Metallic biomaterials continue to play a crucial role in medical treatment, considering that approximately 80% of all clinical implant devices constitute of metals [1]. Nevertheless, the long-term stability of metallic implants presents a major challenge in orthopaedic applications due to their potentially poor osseointegration and proneness to bacterial infections. Even though antibiotic treatment remains a classical approach to counteract bacterial infections, the administration of inappropriate drug doses can potentially foster harmful side reactions, systemic toxicity or emergence of multidrug-resistant bacterial strains. Therefore, the concept of implant surface modification by applying coatings, which are able to promote the bone-binding ability of the device, while releasing antibacterial agents in a controlled manner in-situ, is gaining increasing attention. Among different coating techniques, electrophoretic deposition (EPD) benefits from simple processing equipment, versatility to coat complex shapes and the possibility to control the properties of the deposit by varying the process parameters [2]. The natural corn protein zein has been widely used as a coating material due to its attractive properties including biocompatibility, biodegradability and bioadhesiveness [3,4]. Thus, the current research project aims to develop bioactive and antibacterial composite coatings based on zein on titanium substrates by EPD. Different coating designs including single and double-layer coatings incorporating bioactive glass and phytotherapeutic drugs were investigated.
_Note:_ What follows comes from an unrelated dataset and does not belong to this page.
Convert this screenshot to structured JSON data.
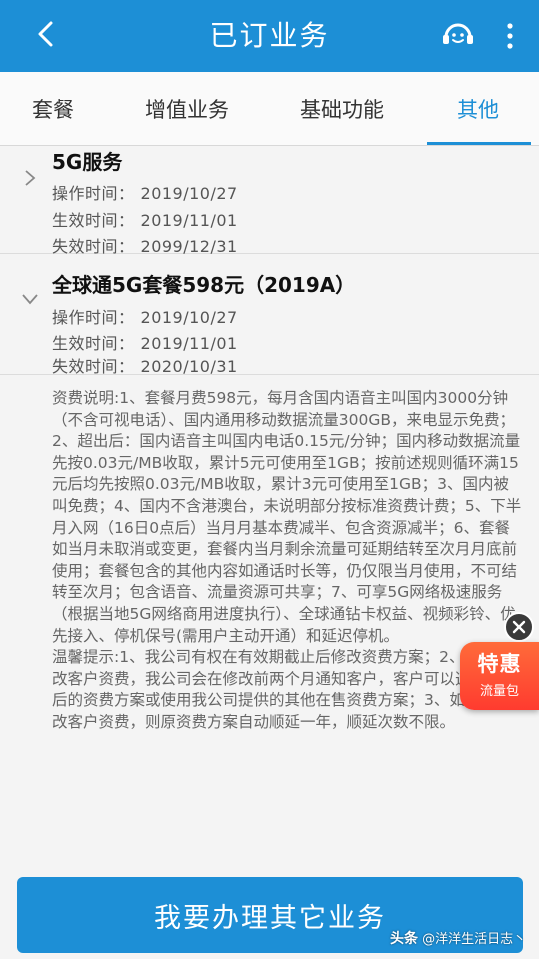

The morphology, chemical composition, wettability, drug release behaviour, bioactivity and adhesion strength of the coatings were analysed. Additionally, cytocompatibility tests, as well as antibacterial assays against Gram-positive S. aureus and Gram-negative E. coli were performed. The results confirmed that the prepared coatings can be promising candidates to facilitate bone tissue integration and to prevent infections around orthopaedic and dental implants.

References

[1] T. Hanawa, Science and Technology of Advanced Materials, 2012, 13, 6.

[2] E. Avcu, et al., Progress in Materials Science, 2019, 103, 69-108.

[3] F. Maciag et al., Materials, 2021, 14, 312.

[4] N. Meyer et al., Coatings, 2018, 8, 27.